To have pushed the country to make the euro benchmarks should be one of the high achievements of this government. So many other EU entrants have shied away from this uphill struggle and even though they have tried to sugar the pill and make their peoples believe they were procrastinating of their own free will, theirs was a failure made only more clear by tiny Malta’s sheer determination to be there at the first opportunity.

But to even consider going to the country before we join the euro is akin to saying to the people: look we have brought you to the doorstep of euroland, but you have to go in on your own. This would be unfair and would only tell people that they really need to fear what will come from the euro, which is higher inflation and lower economic growth, as indeed has been the experience of many of the countries in euroland.

This, as said earlier, will be one of the most difficult transitions for our people, even bigger than the transition to decimal currency in the 1970s – and that was carried out by the strong and determined Mintoff administration that was not afraid of any challenge.

The country will need a strong and reassured government at its helm to tackle the various problems that will crop up with the changeover. It cannot have a weak government nor, even worse, no government at all. And knowing, as we all do, that a general election brings about a stasis, a period where nothing is decided, where no investment decisions are taken as people wait to see what will happen, it is simply unthinkable for the country to experience the euro changeover in such a vacuum.

Malta, as has been said, has the highest cash in hand percentage of all EU countries, with a more than reasonable suspicion this is mostly related to the black economy. It is a small, open economy in a sea that will probably be rougher, due to the vicissitudes of the American economy. It is simply unthinkable to envisage no hand on the helm at this crucial passage.

It is true that, as it happened, both timelines – that of the euro changeover and that of the next election – have somehow become twisted together, and that political caution may well propose leaving tackling the manifold problems that will come with euro accession to a new government strengthened by an election victory, but that only means, come to think of it, anticipating the election rather than having it on the eve of the euro changeover.
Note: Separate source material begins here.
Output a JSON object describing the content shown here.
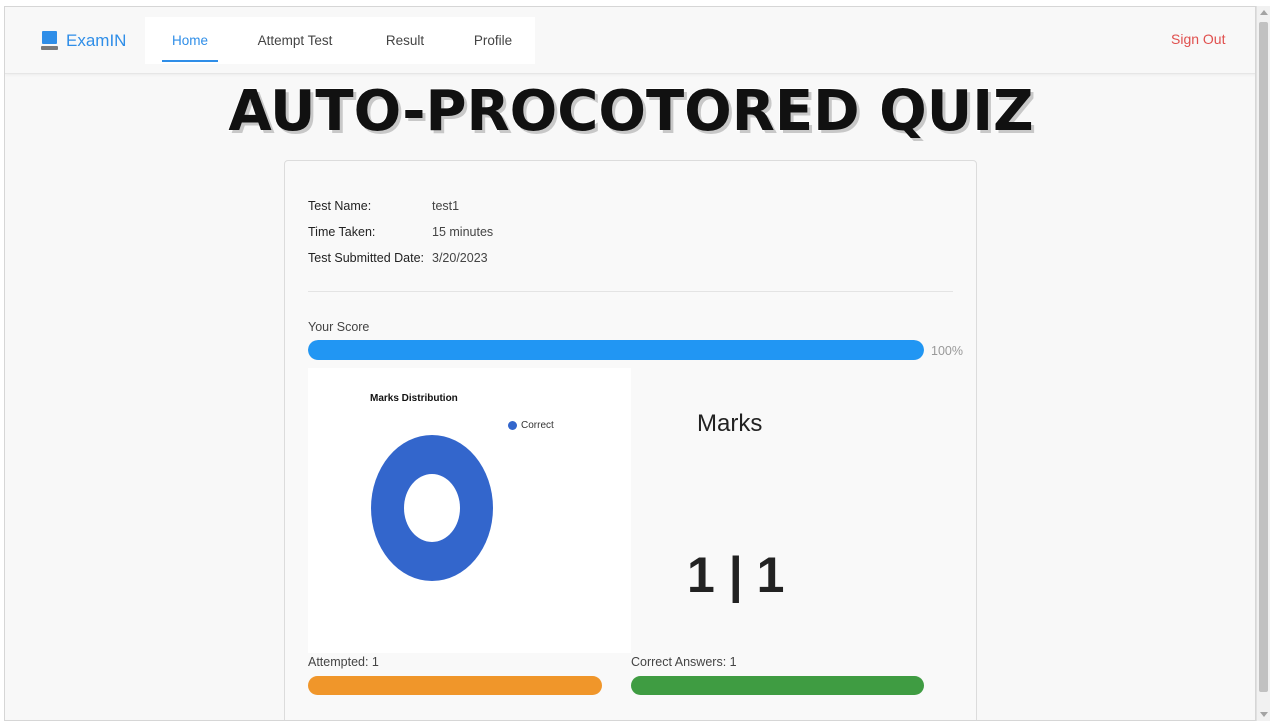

There is happily now broad understanding that euro membership is a good thing for Malta as a whole and that the country cannot reasonably expect to flourish on its own outside the eurozone. Given this, and given the historically strong perception that bipartisan approaches work better after an election than before one, brings one to also understand that joining the eurozone in the middle of an election campaign, even if there is no issue regarding the decision as such, will be damaging to the country as a whole.

So, Dr Gonzi, if you do not think you can face up to the aftermath of joining the euro in the present state of affairs, do the right thing and go to the country now. Or else take the bit and go to the country, having brought it to the other shore of euroland. Do not do a Moses on us.